すり鉢(すりばち、擂り鉢)とは、食物をすりつぶしながら混ぜるための鉢。食材を細かな粒子状に砕いたり、ペースト状にすりつぶすための調理器具です。すり鉢の内側には「櫛目-くしめ」という放射状の溝が付けられ、効率よく作業ができる様になっています。すり鉢は、ただ食物をすりつぶすだけではなく、その中で材料を混ぜ合わせる用途もあります。少量の調味料では、櫛目に多くが残ってしまい歩留まりが悪くなるので、これを防ぐため中で混ぜ合わせるのです。精進料理の”ごま豆腐”は、まず白胡麻をペ-スト状になるまでするのですが(量によっては2時間かけて)、その後、とりきれない胡麻のペ-ストがもったいないため、よく次に白和えを作ります。
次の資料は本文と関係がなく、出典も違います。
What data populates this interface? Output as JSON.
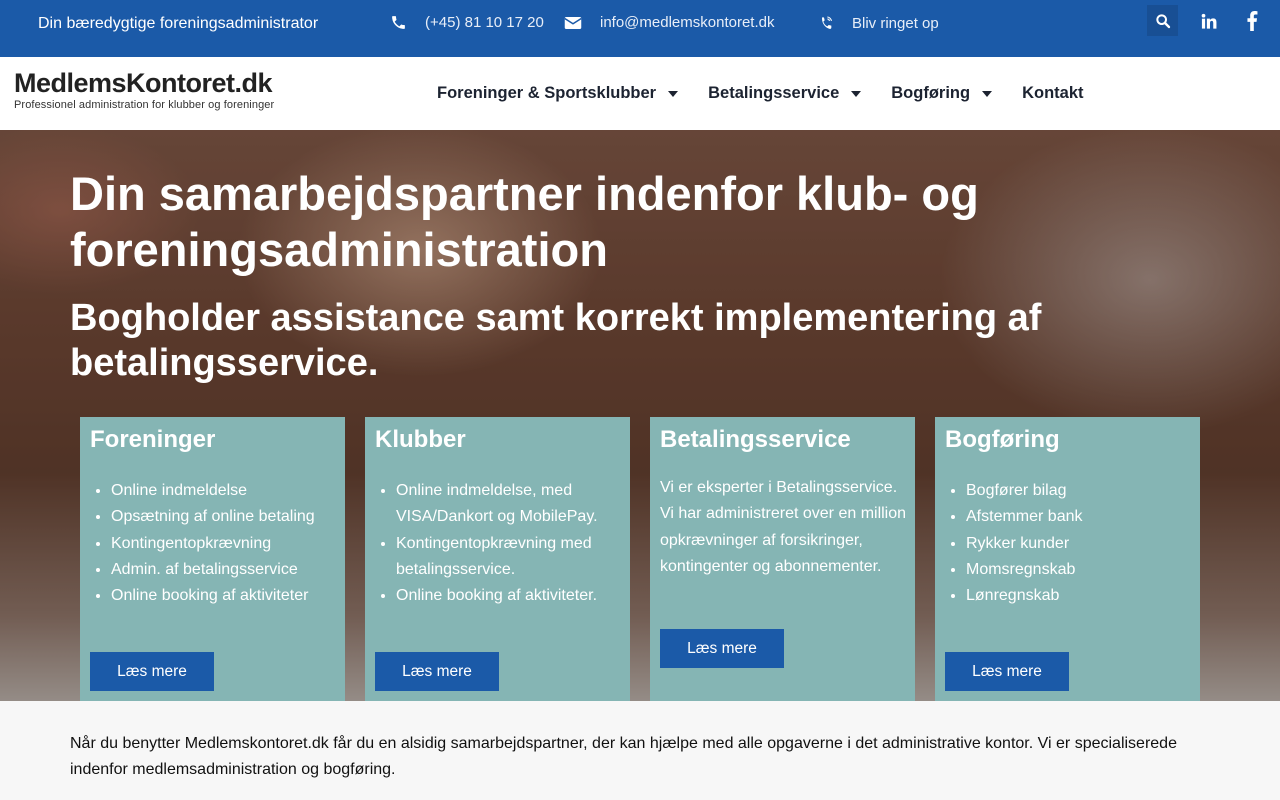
{
  "topbar": {
    "tagline": "Din bæredygtige foreningsadministrator",
    "phone": "(+45) 81 10 17 20",
    "email": "info@medlemskontoret.dk",
    "callback": "Bliv ringet op",
    "icons": [
      "phone-icon",
      "envelope-icon",
      "phone-volume-icon",
      "search-icon",
      "linkedin-icon",
      "facebook-icon"
    ]
  },
  "header": {
    "logo_main": "MedlemsKontoret.dk",
    "logo_sub": "Professionel administration for klubber og foreninger",
    "nav": [
      {
        "label": "Foreninger & Sportsklubber"
      },
      {
        "label": "Betalingsservice"
      },
      {
        "label": "Bogføring"
      },
      {
        "label": "Kontakt"
      }
    ]
  },
  "hero": {
    "title": "Din samarbejdspartner indenfor klub- og foreningsadministration",
    "subtitle": "Bogholder assistance samt korrekt implementering af betalingsservice."
  },
  "cards": [
    {
      "title": "Foreninger",
      "items": [
        "Online indmeldelse",
        "Opsætning af online betaling",
        "Kontingentopkrævning",
        "Admin. af betalingsservice",
        "Online booking af aktiviteter"
      ],
      "button": "Læs mere"
    },
    {
      "title": "Klubber",
      "items": [
        "Online indmeldelse, med VISA/Dankort og MobilePay.",
        "Kontingentopkrævning med betalingsservice.",
        "Online booking af aktiviteter."
      ],
      "button": "Læs mere"
    },
    {
      "title": "Betalingsservice",
      "text": "Vi er eksperter i Betalingsservice. Vi har administreret over en million opkrævninger af forsikringer, kontingenter og abonnementer.",
      "button": "Læs mere"
    },
    {
      "title": "Bogføring",
      "items": [
        "Bogfører bilag",
        "Afstemmer bank",
        "Rykker kunder",
        "Momsregnskab",
        "Lønregnskab"
      ],
      "button": "Læs mere"
    }
  ],
  "intro": "Når du benytter Medlemskontoret.dk får du en alsidig samarbejdspartner, der kan hjælpe med alle opgaverne i det administrative kontor. Vi er specialiserede indenfor medlemsadministration og bogføring.",
  "colors": {
    "brand": "#1b5aa8",
    "card": "#85b5b4"
  }
}
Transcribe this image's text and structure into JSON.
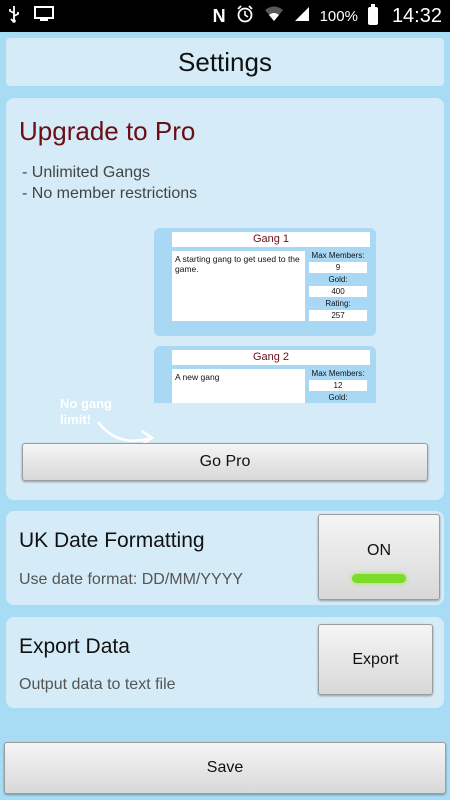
{
  "status_bar": {
    "battery": "100%",
    "time": "14:32",
    "icons": [
      "usb-icon",
      "screen-icon",
      "nfc-icon",
      "alarm-icon",
      "wifi-icon",
      "signal-icon",
      "battery-icon"
    ]
  },
  "header": {
    "title": "Settings"
  },
  "pro": {
    "title": "Upgrade to Pro",
    "features": [
      "- Unlimited Gangs",
      "- No member restrictions"
    ],
    "preview": {
      "callout": [
        "No gang",
        "limit!"
      ],
      "gangs": [
        {
          "name": "Gang 1",
          "description": "A starting gang to get used to the game.",
          "max_members_label": "Max Members:",
          "max_members": "9",
          "gold_label": "Gold:",
          "gold": "400",
          "rating_label": "Rating:",
          "rating": "257"
        },
        {
          "name": "Gang 2",
          "description": "A new gang",
          "max_members_label": "Max Members:",
          "max_members": "12",
          "gold_label": "Gold:"
        }
      ]
    },
    "button_label": "Go Pro"
  },
  "date_format": {
    "title": "UK Date Formatting",
    "subtitle": "Use date format: DD/MM/YYYY",
    "toggle_label": "ON",
    "toggle_on": true,
    "indicator_color": "#7ddc2a"
  },
  "export": {
    "title": "Export Data",
    "subtitle": "Output data to text file",
    "button_label": "Export"
  },
  "footer": {
    "save_label": "Save"
  },
  "colors": {
    "background": "#a8dcf5",
    "card": "#d5ecf8",
    "pro_title": "#6a0f16"
  }
}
櫛目に残っている胡麻がすりつぶしているお豆腐に絡み合い、美味しい白和えのベ-スができるわけです。櫛目に食材が残っているとカビる原因にもなりますので、タワシ等で洗い、よく乾かしておきましょう。

鉢の対として使われるのはすりこ木(擂り粉木)です。先は丸くて太く、上にいくほどやや細めになっています。材質は、キリ、ホオノキ、ポプラ、サンショウ、ヤナギなどが用いられるますが、サンショウの木が堅くていちばんよいとされています。